The purpose of business: This is a very important lesson to learn. The purpose of business is not to make profit, but it is to create a customer. This is a key distinction as any successful organization concentrates on its customers. This will eventually result in profit. For example, one of the key values of Amazon is customer obsession. Focus on creating customers and keeping them. This will ensure you are profitable for the long term.

Creative abandonment: This is a wonderful principle which is applicable for our personal lives as well. Ask yourself if you would still be in this business knowing what you now know. I believe this is the principle that Jack Welch used to make the decision that GE will remain only in businesses where they can be number 1 or number 2. Even in your personal life it is all about ignoring your sunk costs. If something is not working even if you invested a lot of money, time and energy into it you should get out of it.

Leadership: Leadership is a privilege and it is a responsibility. The responsibility of a leader is to achieve the company’s mission and objectives. The leader also takes responsibility when things go wrong and gives credit to the team for victories.
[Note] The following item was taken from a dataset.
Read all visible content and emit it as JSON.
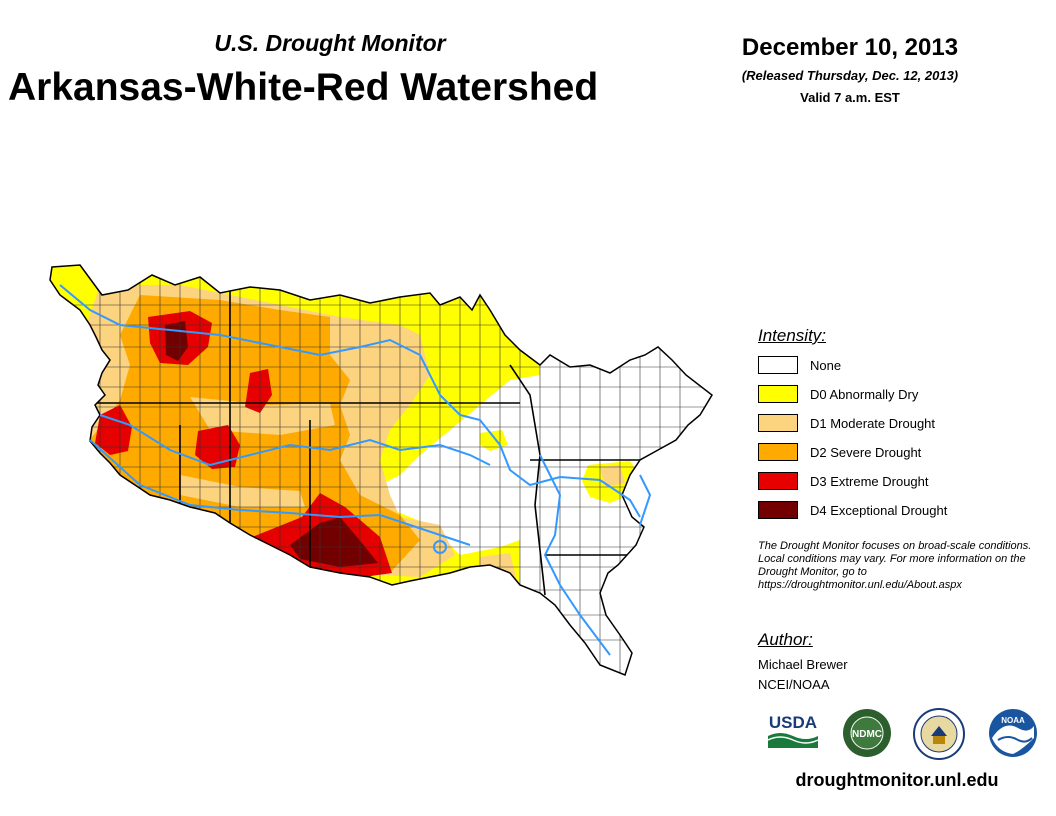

My own view on leadership is it is all about dreaming big, inspiring others and leading by example.

Marketing: According to Peter Drucker management is all about marketing and innovation. There are a few strategies which I liked. There is one called Firstest with the mostest that is get into the market first and attain market leadership. Second is creative imitation which is doing something better than the competition. Third is something called entrepreneurial judo which is all about finding areas where your competition is not doing anything, getting in there doing well and then taking over the areas they are competing in.

Innovation: There are seven sources of innovation Peter Drucker talks about. One of them is the unexpected success because sometimes you get innovative with something you didn’t expect to succeed. Another one is the unexpected failure. A couple of others are related to process need and demographics.

Manage yourself: Peter Drucker famously said it is not about time management, but it is all about how you manage yourself. This quote says it all “In a few hundred years, when the history of our time will be written from a long-term perspective, it is likely that the most important event historians will see is not technology, not the Internet, not e-commerce. It is an unprecedented change in the human condition. For the first time – literally – substantial and rapidly growing numbers of people have choices. For the first time, they will have to manage themselves. And society is totally unprepared for it.” Some of the ways to manage yourself are to know what your strengths are and focusing on contribution.

Effective Executive: You can also read his book of the same title. This is all about knowing where your time goes. Effectiveness is best done when you focus on your highest value activities. It also helps if you know which tasks can be delegated. Focus on your strengths and compensate for your weakness. Finally focus on results as this is truly is the icing on the cake.

I think Peter Drucker has done more for management than any other author or speaker. His teachings are timeless and has stood the test of time. Thanks for reading this post.

The views expressed here are my own and do not represent my organization.